First, I discuss how Ausonius stereotypes Bissula by her language and barbarian origin. He ascribes to her a dual identity based on her speech and appearance: Her speech reveals her origin as a “daughter of the Rhine”, her beauty, however, characterizes her as Roman. I propose that Ausonius’ cultural constructions of Bissula were informed by a long tradition of stereotyping imported slaves: Aristotle Pol. 1.1252b suggested that “barbarian and slave are the same in nature”. In addition, as speaking with a foreign accent marked slaves from the Eastern Mediterranean and the Black Sea as barbarians in Classical and Hellenistic Greece so it marked slaves from Germania as barbarians in the Roman Empire (see Forsdyke 2021: 170). Ausonius demonstrates that notions of otherness were deeply rooted in ancient societies of enslavers, even permeating Latin love poetry.
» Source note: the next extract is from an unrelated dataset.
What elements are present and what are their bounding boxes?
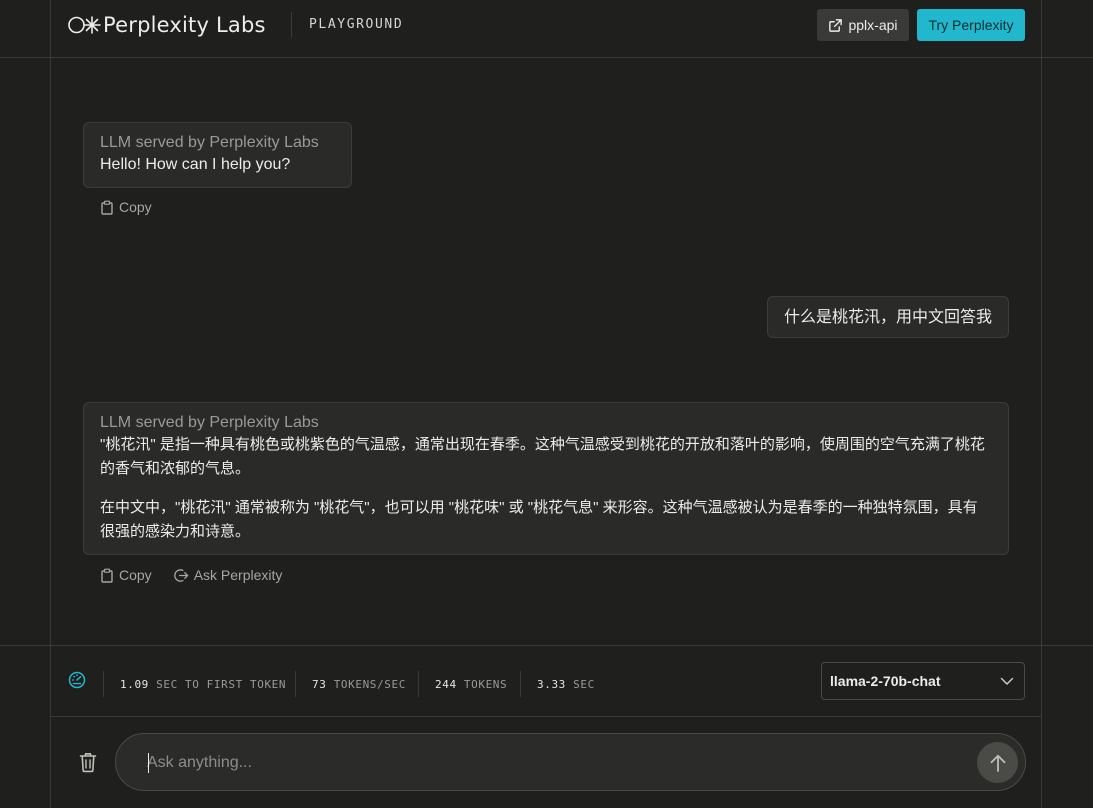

Second, I propose that Ausonius attempts to legitimize his love by ascribing to Bissula a “Roman” beauty. This identification now allows him to rank her as more beautiful than Roman girls. In addition, he resorts to unusual means to reinforce her Romanness by calling Bissula a foster (alumna), i.e. a “quasi-kin” (see Sigismund-Nielsen 1999). The term foster was typically applied to freeborn foster children only (see Sigismund Nielsen 1999). Given that “[f]ostership ended with adulthood” (Setälä 1987: 15), alumna indicates that Bissula was a minor. I propose that identifying Bissula as a foster consequently complicates the relationship between foster father and ward (pupilla), master and slave, lover and beloved.

Overall, Bissula’s social dependency is co-constituted by Ausonius’ implication of superiority as a Roman, man, and slave master. In love poetry, the amator generally seeks to close the distance between himself and the beloved by pretending to be the beloved’s slave (see Pawlak 2018). Ausonius, by contrast, reaffirms his distance by qualifying his puella so as not to place a slave above a freeborn and a barbarian above Romans.

This paper will appeal to scholars interested in Latin love poetry, Roman history, ancient slavery, and late antiquity.